This is one of those moments of existential choice in which one wonders whether the world is a very different place than one believed just days ago. I still believe that this is a liquidity event driven by a global redemption call on hedge funds. The result will be a lot of cheap securities that will fall into the hands of pension funds, life insurers, and individuals, that is, a redistribution of wealth away from hedge funds to middle-income households.
Of course, I could be wrong. The market could be telling us that the American political system is broken, that Democrats and Republicans never can achieve a consensus, and that a political catastrophe is only a matter of time. As I wrote in Asia Times Online last week, neither the traditional constituency of the Republicans–the upwardly-mobile middle class–nor the traditional constituency of the Democrats–the public-sector unions and the entitlement-receiving poor–can win in the current environment. That could spell a political disaster. And the market could be discounting the dysfunctionality of the American political system.

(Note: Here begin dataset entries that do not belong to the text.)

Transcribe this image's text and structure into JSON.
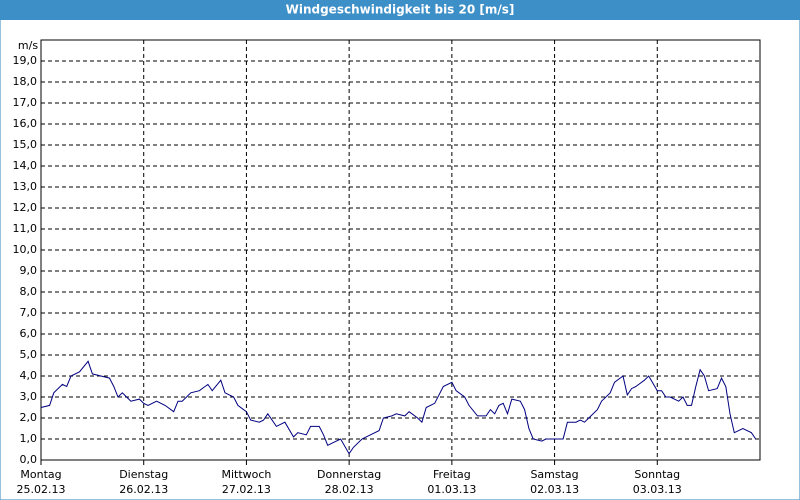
{
  "chart_data": {
    "type": "line",
    "title": "Windgeschwindigkeit bis 20 [m/s]",
    "y_unit": "m/s",
    "xlim": [
      0,
      168
    ],
    "ylim": [
      0,
      20
    ],
    "grid": true,
    "grid_style": "dashed",
    "xticks": [
      {
        "value": 0,
        "label": [
          "Montag",
          "25.02.13"
        ]
      },
      {
        "value": 24,
        "label": [
          "Dienstag",
          "26.02.13"
        ]
      },
      {
        "value": 48,
        "label": [
          "Mittwoch",
          "27.02.13"
        ]
      },
      {
        "value": 72,
        "label": [
          "Donnerstag",
          "28.02.13"
        ]
      },
      {
        "value": 96,
        "label": [
          "Freitag",
          "01.03.13"
        ]
      },
      {
        "value": 120,
        "label": [
          "Samstag",
          "02.03.13"
        ]
      },
      {
        "value": 144,
        "label": [
          "Sonntag",
          "03.03.13"
        ]
      }
    ],
    "yticks": [
      {
        "value": 0,
        "label": "0,0"
      },
      {
        "value": 1,
        "label": "1,0"
      },
      {
        "value": 2,
        "label": "2,0"
      },
      {
        "value": 3,
        "label": "3,0"
      },
      {
        "value": 4,
        "label": "4,0"
      },
      {
        "value": 5,
        "label": "5,0"
      },
      {
        "value": 6,
        "label": "6,0"
      },
      {
        "value": 7,
        "label": "7,0"
      },
      {
        "value": 8,
        "label": "8,0"
      },
      {
        "value": 9,
        "label": "9,0"
      },
      {
        "value": 10,
        "label": "10,0"
      },
      {
        "value": 11,
        "label": "11,0"
      },
      {
        "value": 12,
        "label": "12,0"
      },
      {
        "value": 13,
        "label": "13,0"
      },
      {
        "value": 14,
        "label": "14,0"
      },
      {
        "value": 15,
        "label": "15,0"
      },
      {
        "value": 16,
        "label": "16,0"
      },
      {
        "value": 17,
        "label": "17,0"
      },
      {
        "value": 18,
        "label": "18,0"
      },
      {
        "value": 19,
        "label": "19,0"
      }
    ],
    "series": [
      {
        "color": "#000080",
        "x": [
          0,
          2,
          3,
          5,
          6,
          7,
          9,
          11,
          12,
          14,
          16,
          17,
          18,
          19,
          21,
          23,
          24,
          25,
          27,
          29,
          31,
          32,
          33,
          35,
          37,
          39,
          40,
          42,
          43,
          45,
          46,
          48,
          49,
          51,
          52,
          53,
          55,
          57,
          59,
          60,
          62,
          63,
          65,
          66,
          67,
          68,
          70,
          72,
          73,
          75,
          77,
          79,
          80,
          82,
          83,
          85,
          86,
          88,
          89,
          90,
          92,
          94,
          96,
          97,
          99,
          100,
          102,
          104,
          105,
          106,
          107,
          108,
          109,
          110,
          112,
          113,
          114,
          115,
          117,
          118,
          120,
          122,
          123,
          125,
          126,
          127,
          128,
          130,
          131,
          133,
          134,
          136,
          137,
          138,
          139,
          141,
          142,
          144,
          145,
          146,
          147,
          149,
          150,
          151,
          152,
          153,
          154,
          155,
          156,
          158,
          159,
          160,
          161,
          162,
          164,
          166,
          167
        ],
        "values": [
          2.5,
          2.6,
          3.2,
          3.6,
          3.5,
          4.0,
          4.2,
          4.7,
          4.1,
          4.0,
          3.9,
          3.5,
          3.0,
          3.2,
          2.8,
          2.9,
          2.7,
          2.6,
          2.8,
          2.6,
          2.3,
          2.8,
          2.8,
          3.2,
          3.3,
          3.6,
          3.3,
          3.8,
          3.2,
          3.0,
          2.6,
          2.3,
          1.9,
          1.8,
          1.9,
          2.2,
          1.6,
          1.8,
          1.1,
          1.3,
          1.2,
          1.6,
          1.6,
          1.2,
          0.7,
          0.8,
          1.0,
          0.3,
          0.6,
          1.0,
          1.2,
          1.4,
          2.0,
          2.1,
          2.2,
          2.1,
          2.3,
          2.0,
          1.8,
          2.5,
          2.7,
          3.5,
          3.7,
          3.3,
          3.0,
          2.6,
          2.1,
          2.1,
          2.4,
          2.2,
          2.6,
          2.7,
          2.2,
          2.9,
          2.8,
          2.4,
          1.5,
          1.0,
          0.9,
          1.0,
          1.0,
          1.0,
          1.8,
          1.8,
          1.9,
          1.8,
          2.0,
          2.4,
          2.8,
          3.2,
          3.7,
          4.0,
          3.1,
          3.4,
          3.5,
          3.8,
          4.0,
          3.3,
          3.3,
          3.0,
          3.0,
          2.8,
          3.0,
          2.6,
          2.6,
          3.5,
          4.3,
          4.0,
          3.3,
          3.4,
          3.9,
          3.5,
          2.2,
          1.3,
          1.5,
          1.3,
          1.0
        ]
      }
    ]
  }
}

I do not think that this is happening. I continue to believe that this is a popping of the last bubble in the system, namely the hedge funds.
Nonetheless, it’s scary out there.
With Bank of America trading at an intraday low of $6.32, not only the common but also the preferred of America’s biggest bank has collapsed:
As I pointed out in March 2009 at the height of the bank crisis, turning off the bank preferred securities would have cataclysmic consequences for the financial system:
A number of commentators (including this blog) have pointed to the exposure of insurers to bank capital paper: historically the insurance industry is the largest investor in commercial bank Tier I capital securities, preferred shares, and so forth, such that a nationalization of the banking system and a repeat of the Fannie Mae/Freddie Mac conservatorship would have fatal consequences for the insurers. They already are beset by huge problems in their commercial mortgage portfolios.
If the Bank of America preferred go the way of Fannie and Freddie preferred, we are in a full-tilt crisis. I do not think this will happen: the banks have already had massive losses wrung out of them and have reduced risk on their books across the board. They cannot make money in this environment but it would be hard for them to lose even a fraction of the losses they sustained in 2009.
Investors appear to selling what they can, not necessarily what they want to. Why should electric utilities like Con Ed and Duke Power track the market down? These are the most boring bond-like equities in the universe.
CNBC right now is warning of reports that major head funds are taking massive losses, quoting the reports I cited earlier that the $1.25 trillion in equity hedge funds was massively bulled up in May. Now the hedge funds are all trying to exit through the same keyhole.
Stocks are stupid cheap by any valuation criteria. I’m not selling. I hope I’m right.